UPC IRELAND, the cable company incorporating NTL and Chorus, is hiring up to 140 new staff across all divisions after a rationalisation process begun last year under a new management team resulted in 350 redundancies as the companies were combined.
A spokeswoman said UPC was hiring for a number of positions, with the majority in its customer service call centre in Limerick. The company directly employs 900 staff and has 1,300 sub contractors.
The inhouse rebranding of UPC across all Irish divisions began last week as parent company Liberty Global released its second-quarter results and NTL and Chorus customers will begin receiving UPC-branded bills from October.
The integration of Chorus with NTL to become UPC has been, by all accounts, a difficult affair in terms of technical, financial and staff amalgamation since the companies were bought by Liberty Global in 2004 and 2005, respectively.
"There's a lot of moving parts and we're still fine tuning, " said UPC chief executive Robert Dunn.
UPC operations in Ireland during the first six months of 2007 added $148.4m ( 108.4m) to Liberty Global's second quarter revenue of $2.1bn. Irish revenues were up nearly $22m, or 17%, for the same period last year.
Although the number of customer relationships fell in Ireland from almost 600,000 in March to 592,000 in June, and revenue generating units dipped slightly from 658,000 to 656,000, Dunn said some of this attrition was down to "cleaning up the customer databases" as Chorus and NTL systems are more closely-merged.
UPC showed a healthy take up of its broadband services with a quarterly growth of 26,000 to reach 67,000. UPC now has 2,700 phone subscriptions from a starting point of only 600 at the beginning off the year, and digital television subscriptions stood at 216,500, up from 210,800 at the end of March. UPC will be ramping up the competition with Sky Ireland's digital offering next month when it launches its PVR service to take on Sky+ which allows viewers to pause and play back live TV.
Analogue TV subscriptions fell by 11,000 to 260,000 as customers migrated to digital offerings, and Dunn expects 400,000 Irish households will be able to avail of the full triple play service . . .phone, TV and broadband . . . by the end of the year.

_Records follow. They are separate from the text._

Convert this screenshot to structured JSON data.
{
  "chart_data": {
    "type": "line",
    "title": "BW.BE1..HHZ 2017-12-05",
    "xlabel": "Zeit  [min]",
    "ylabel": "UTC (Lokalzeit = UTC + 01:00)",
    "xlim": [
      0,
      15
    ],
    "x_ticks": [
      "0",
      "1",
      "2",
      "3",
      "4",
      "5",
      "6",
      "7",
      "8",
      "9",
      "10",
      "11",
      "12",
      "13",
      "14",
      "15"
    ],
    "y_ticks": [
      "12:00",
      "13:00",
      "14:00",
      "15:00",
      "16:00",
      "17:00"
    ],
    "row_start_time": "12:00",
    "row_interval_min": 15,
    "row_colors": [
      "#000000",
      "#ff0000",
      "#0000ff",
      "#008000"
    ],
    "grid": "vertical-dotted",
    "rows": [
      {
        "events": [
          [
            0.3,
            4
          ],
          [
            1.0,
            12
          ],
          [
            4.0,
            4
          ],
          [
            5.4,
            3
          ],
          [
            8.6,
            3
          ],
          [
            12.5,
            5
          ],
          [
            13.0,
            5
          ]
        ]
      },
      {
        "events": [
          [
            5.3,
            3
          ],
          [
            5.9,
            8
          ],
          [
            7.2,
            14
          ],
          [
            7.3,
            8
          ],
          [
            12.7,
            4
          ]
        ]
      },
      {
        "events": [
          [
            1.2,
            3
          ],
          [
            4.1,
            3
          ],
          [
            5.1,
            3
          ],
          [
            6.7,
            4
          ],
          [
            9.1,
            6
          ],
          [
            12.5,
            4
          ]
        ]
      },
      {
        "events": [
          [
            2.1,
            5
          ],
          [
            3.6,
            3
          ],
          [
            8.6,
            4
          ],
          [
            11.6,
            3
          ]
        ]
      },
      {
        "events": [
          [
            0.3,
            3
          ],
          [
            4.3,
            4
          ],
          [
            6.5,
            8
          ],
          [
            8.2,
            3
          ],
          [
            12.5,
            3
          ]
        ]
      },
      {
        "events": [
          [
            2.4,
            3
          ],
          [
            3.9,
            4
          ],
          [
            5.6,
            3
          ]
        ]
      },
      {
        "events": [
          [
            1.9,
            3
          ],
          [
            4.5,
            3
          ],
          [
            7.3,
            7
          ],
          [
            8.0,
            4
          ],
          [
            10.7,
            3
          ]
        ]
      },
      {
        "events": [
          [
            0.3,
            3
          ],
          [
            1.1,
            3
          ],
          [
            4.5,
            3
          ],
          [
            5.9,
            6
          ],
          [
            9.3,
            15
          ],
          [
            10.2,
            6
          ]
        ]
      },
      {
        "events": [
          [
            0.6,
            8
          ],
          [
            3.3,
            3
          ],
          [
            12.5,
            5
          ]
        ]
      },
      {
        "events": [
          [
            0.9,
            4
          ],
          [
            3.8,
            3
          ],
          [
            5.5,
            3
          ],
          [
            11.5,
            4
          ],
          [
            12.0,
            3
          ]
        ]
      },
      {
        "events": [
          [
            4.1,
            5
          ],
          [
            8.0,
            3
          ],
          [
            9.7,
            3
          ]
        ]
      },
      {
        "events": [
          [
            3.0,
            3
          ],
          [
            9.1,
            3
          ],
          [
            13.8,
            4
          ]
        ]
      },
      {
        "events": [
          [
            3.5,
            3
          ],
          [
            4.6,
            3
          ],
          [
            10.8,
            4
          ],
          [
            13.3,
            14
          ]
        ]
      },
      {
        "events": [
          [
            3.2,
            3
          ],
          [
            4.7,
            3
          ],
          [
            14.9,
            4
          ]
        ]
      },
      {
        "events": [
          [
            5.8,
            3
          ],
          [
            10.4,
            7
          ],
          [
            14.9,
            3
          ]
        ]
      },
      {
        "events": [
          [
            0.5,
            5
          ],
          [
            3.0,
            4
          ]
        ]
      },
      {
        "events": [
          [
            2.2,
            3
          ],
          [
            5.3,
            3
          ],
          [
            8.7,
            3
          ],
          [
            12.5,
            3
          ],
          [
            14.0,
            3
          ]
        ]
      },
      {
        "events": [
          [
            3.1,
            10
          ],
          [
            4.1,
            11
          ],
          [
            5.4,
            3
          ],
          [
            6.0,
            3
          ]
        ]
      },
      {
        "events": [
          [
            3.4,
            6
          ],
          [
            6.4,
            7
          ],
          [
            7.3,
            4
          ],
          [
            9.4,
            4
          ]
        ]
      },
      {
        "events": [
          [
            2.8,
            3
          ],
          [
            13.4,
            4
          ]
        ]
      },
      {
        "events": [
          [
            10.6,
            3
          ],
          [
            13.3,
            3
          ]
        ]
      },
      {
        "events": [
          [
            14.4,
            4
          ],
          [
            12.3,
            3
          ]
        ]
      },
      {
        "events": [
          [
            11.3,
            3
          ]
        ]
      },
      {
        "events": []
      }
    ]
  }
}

"Early results from the [phone] product release are extremely positive and we're able to capitalise on providing all three triple play services from only 50 a month, a ground breaking proposition, " said Dunn.
With this competitive offering up and running Dunn admits the next hurdle is improving UPC's customer service responses, and 10m has been earmarked for a new customer care centre.